Contudo, enquanto não somos traídos pelos deuses e estamos na Copa, parece que nada e nem ninguém poderá nos vencer, somos a dança mais bonita com os pés depois do samba. Mas vem a derrota (é mais fácil perder do que ganhar) e a queda do Olimpo é muito maior do que esperávamos. Descobrimos que não somos os únicos que sabem jogar futebol, olhamos para o calendário e para o relógio e saboreamos um desgosto com o tempo e com os nossos limites.
Não sei se o Brasil é o melhor futebol do mundo e nem sei se aqui é ou não é o país desse esporte, porém, imagino que não exista uma nação e um povo tão dependente do futebol para sua autoestima quanto o nosso. Duvido que haja outro país no mundo em que o futebol faça tanta diferença na alma de uma nação e na identidade de um povo, a ponto de uma derrota dentro de campo carimbar nossos egos com o espírito dos fracassados.
Entortamos uma peleja com a vida todos os dias e o futebol era para nós, no mínimo desde 1958, aquele que nos exaltava de alguma forma, nos tirava da vala comum e da insignificância social, cultural, histórica e geográfica. De repente, através dos dribles de Garrincha, da folha seca de Didi, do elástico do Rivelino e dos gols de Pelé existíamos finalmente na superfície do planeta, não apenas como uma porção enorme de terra, enfeitada por matas e cercada por praias, mas como um lugar em que, em alguma esfera, podia fazer a diferença para o globo.
Se não ganhamos mais, a sensação é de que já não prestamos nesse ofício, o fracasso habitual da vida invadiu o gramado e mostrou para o mundo, a nossa inferioridade que as quatro linhas escondiam. O que faremos do destino se não formos mais campeões da Copa do Mundo? Parece que essa sina nos aterroriza em todas nossas derrotas, tanto que elegemos como nossas grandes catástrofes civilizatórias, os tombos que levamos nesse esporte.
Assim, o Maracanazo de 50, a derrota de 1982 na semifinal e o 7×1 de 2014 saíram da esfera esportiva e se transformaram em narrativas históricas, sociológicas e discursivas acerca de nosso subdesenvolvimento como nação. Nossas mazelas sociais estariam todas representadas e encarnadas nesses três acontecimentos futebolísticos (sem contar as outras derrotas como a final de 1998 e a saída nas quartas da última Copa). E toda a verborragia para explicar essas fatalidades é motivo para uma escavação antropológica nas causas de nossas dores.

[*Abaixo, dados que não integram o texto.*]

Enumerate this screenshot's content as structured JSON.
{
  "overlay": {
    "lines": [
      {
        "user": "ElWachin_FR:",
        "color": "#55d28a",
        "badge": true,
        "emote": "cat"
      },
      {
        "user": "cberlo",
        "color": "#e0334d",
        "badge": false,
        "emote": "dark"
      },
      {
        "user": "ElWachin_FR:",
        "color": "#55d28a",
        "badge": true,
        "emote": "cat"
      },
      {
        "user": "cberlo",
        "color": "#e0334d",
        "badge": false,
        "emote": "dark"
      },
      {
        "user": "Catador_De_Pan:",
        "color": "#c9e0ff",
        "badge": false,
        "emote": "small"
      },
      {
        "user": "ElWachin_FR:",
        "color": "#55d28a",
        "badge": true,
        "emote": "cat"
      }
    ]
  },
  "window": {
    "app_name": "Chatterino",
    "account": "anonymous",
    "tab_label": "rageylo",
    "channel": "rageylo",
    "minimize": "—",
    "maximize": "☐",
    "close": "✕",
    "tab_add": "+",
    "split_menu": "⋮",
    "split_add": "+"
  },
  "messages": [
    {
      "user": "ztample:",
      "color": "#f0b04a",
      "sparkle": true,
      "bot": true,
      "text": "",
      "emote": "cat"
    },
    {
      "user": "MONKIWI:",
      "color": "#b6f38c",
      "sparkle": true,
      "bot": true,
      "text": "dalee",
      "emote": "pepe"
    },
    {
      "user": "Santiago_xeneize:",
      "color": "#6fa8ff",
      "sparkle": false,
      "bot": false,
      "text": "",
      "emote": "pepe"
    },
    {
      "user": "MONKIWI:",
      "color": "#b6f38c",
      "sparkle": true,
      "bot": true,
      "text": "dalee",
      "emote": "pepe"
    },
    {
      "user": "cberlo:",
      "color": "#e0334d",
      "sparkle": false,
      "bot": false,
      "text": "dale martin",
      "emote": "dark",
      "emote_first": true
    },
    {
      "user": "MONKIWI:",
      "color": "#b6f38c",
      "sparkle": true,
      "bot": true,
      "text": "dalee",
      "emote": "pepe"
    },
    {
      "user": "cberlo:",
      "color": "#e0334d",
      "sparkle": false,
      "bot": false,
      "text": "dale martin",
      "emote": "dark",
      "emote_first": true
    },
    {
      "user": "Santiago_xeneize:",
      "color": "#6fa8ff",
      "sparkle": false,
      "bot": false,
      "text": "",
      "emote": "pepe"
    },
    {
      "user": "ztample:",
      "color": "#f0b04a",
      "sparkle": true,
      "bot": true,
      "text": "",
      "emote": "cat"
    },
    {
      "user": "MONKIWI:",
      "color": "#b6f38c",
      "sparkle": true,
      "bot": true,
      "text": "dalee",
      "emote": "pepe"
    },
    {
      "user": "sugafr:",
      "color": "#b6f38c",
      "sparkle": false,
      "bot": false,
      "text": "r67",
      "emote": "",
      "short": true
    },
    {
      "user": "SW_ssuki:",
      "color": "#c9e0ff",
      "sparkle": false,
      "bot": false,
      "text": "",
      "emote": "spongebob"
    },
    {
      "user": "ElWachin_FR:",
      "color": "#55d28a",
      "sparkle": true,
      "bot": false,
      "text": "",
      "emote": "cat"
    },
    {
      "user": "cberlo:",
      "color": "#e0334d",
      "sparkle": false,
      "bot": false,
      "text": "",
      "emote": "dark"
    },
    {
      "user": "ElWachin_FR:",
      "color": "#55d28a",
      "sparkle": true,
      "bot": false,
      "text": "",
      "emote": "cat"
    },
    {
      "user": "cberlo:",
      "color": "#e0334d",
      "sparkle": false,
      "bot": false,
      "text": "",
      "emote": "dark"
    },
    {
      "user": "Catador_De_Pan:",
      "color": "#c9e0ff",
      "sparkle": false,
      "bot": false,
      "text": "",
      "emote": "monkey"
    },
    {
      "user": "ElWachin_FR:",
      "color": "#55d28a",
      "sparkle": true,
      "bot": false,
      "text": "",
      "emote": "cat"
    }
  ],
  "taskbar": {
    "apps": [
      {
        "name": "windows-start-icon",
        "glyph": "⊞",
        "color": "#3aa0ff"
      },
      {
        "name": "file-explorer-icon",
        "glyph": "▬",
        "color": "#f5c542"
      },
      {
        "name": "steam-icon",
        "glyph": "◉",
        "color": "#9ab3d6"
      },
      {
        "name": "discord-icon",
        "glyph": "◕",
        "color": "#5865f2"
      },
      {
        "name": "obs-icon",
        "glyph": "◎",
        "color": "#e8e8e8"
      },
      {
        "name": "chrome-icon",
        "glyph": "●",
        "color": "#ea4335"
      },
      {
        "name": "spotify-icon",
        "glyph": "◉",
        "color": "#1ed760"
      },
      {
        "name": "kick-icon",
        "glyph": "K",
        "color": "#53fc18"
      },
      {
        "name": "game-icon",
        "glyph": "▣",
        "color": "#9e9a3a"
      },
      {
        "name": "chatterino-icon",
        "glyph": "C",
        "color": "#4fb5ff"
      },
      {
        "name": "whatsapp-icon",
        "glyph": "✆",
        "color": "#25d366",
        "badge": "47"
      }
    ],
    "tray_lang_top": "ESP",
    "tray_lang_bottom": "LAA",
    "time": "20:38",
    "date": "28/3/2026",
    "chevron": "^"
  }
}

Há a necessidade de explicar o país pelo futebol e, por isso, é preciso que este seja altamente vencedor, a esperança de um futuro imediato político melhor. Nesse sentido, do mesmo jeito que o 7X1 encarnou o golpe de 2016, o pentacampeonato parece que irmanou com a nova era que surgiria com a eleição do governo Lula. Por esses motivos, há tanto debate político e sociológico acerca de nossas derrotas na Copa. O que estaríamos dando errado como nação? Segue o golpe? Por que não seríamos mais os melhores justamente naquilo que sempre nos orgulhamos de ser? O que estaria faltando, onde foi que estamos errando, por quê?
O debate se acirra sobre as condições materiais e espirituais do futebol brasileiro, as quais seriam as mesmas do nosso povo. Mas o que emerge ao calor da torcida é a nossa mentalidade de colonizado. Mentalidade essa que deveríamos combater veementemente se quisermos ser campeões novamente, tanto no futebol quanto na vida. Essa história de que o futebol europeu é melhor, de que eles evoluíram mais do que nós e que teríamos que aprender com eles, mostra o quanto nossa estima é frágil e que nos definimos sempre, tendo como padrão a Europa e não nós mesmos. Não importa se recriamos o futebol e reinventamos uma nova forma de jogar esse esporte, capaz de suscitar inveja e admiração ao mesmo tempo.
Para ganharmos novamente, teremos que copiar os europeus, dizem os farristas dos comentários, aqueles que sabem tudo. Devemos, por esse pensamento, modificar toda a nossa forma de pensar o futebol. Aprendemos com os donos do mundo, com os reis do planeta! Os mais ricos, sábios, limpos, honestos, organizados, raça superior na guerra e também do esporte! Oh! Como somos fracos, desorganizados, sujos, pobres e burros temos que imediatamente mandar nossos técnicos para lá, para que eles uma vez por todas, aprendam a jogar esse novo esporte, chamado futebol moderno, essa nova invenção da humanidade, super sofisticada que o brasileiro não tem condições de compreender!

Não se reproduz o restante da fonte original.